One of the first things I do before starting another garden bed is examine the current state of the soil where the bed will be located. In Ohio, I was blessed with an abundance of rock-hard clay soil. I hope you caught on to my sarcasm because I didn't even try working with it. With the help of my three strong sons, I removed the sod, and then dug four to six inches down removing all the offensive soil. I then went to my local garden center and had high-grade gardening soil trucked in.
Raised beds are also an option. In Nevada, I have the opposite problem where soil was concerned. I live on a beach with no water. The ground around my home is nothing but sand. Here I used raised beds because I didn't have to worry about drainage as I did in the clay soil of Ohio. My hubby made boxes made of leftover wood and I filled them with soil from a local garden center.
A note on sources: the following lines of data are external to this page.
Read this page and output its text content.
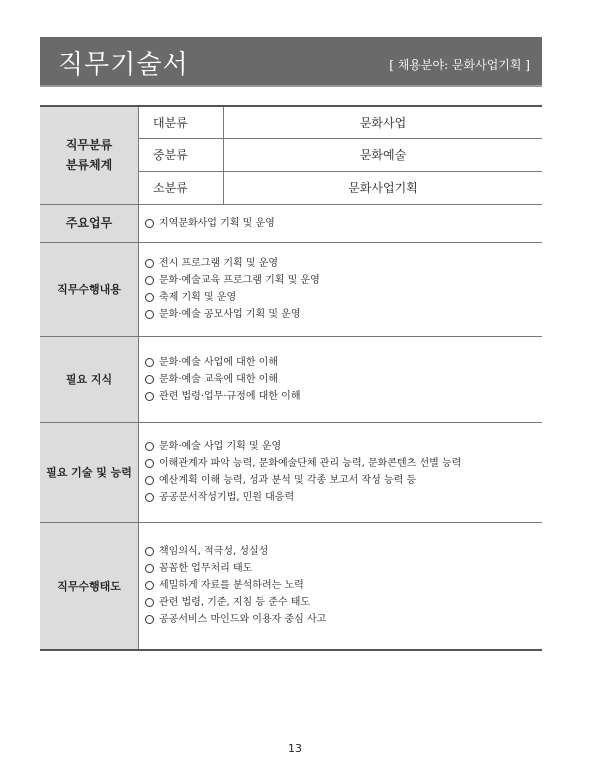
직무기술서	[ 채용분야: 문화사업기획 ]
직무분류
분류체계	대분류	문화사업
	중분류	문화예술
	소분류	문화사업기획
주요업무	지역문화사업 기획 및 운영	

직무수행내용	전시 프로그램 기획 및 운영
문화·예술교육 프로그램 기획 및 운영
축제 기획 및 운영
문화·예술 공모사업 기획 및 운영	

필요 지식	문화·예술 사업에 대한 이해
문화·예술 교육에 대한 이해
관련 법령·업무·규정에 대한 이해	

필요 기술 및 능력	문화·예술 사업 기획 및 운영
이해관계자 파악 능력, 문화예술단체 관리 능력, 문화콘텐츠 선별 능력
예산계획 이해 능력, 성과 분석 및 각종 보고서 작성 능력 등
공공문서작성기법, 민원 대응력	

직무수행태도	책임의식, 적극성, 성실성
꼼꼼한 업무처리 태도
세밀하게 자료를 분석하려는 노력
관련 법령, 기준, 지침 등 준수 태도
공공서비스 마인드와 이용자 중심 사고	
13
Both of these are extreme cases. If you have good soil, then rejoice, but it doesn’t mean your soil doesn’t need regular help to stay healthy.
Most people believe all they need to do is add fertilizer to their soil for the plants to grow. Although it is one of the key ingredients, it doesn’t replace a good old-fashioned compost pile or other organic amendments that decompose and add humus to your soil. Humus increases your soil’s aeration and its ability to absorb (and drain) moisture as well as help your plants absorb the nutrients it needs.
Organic amendments come from something that once lived. They include sphagnum peat, wood chips, grass clippings, straw, compost, manure, bio-solids, sawdust and wood ash. There are various uses for each depending on your soil type. I suggest doing some additional research to find what is best for your area and soil.
If you plan to establish a container garden, there too you'll need to get dirt specific for pots. Do not use plain garden soil. Although it will work is lacks the ability to hold moisture needed for growing in containers.
Your turn: Have you ever started a garden by bringing in new dirt?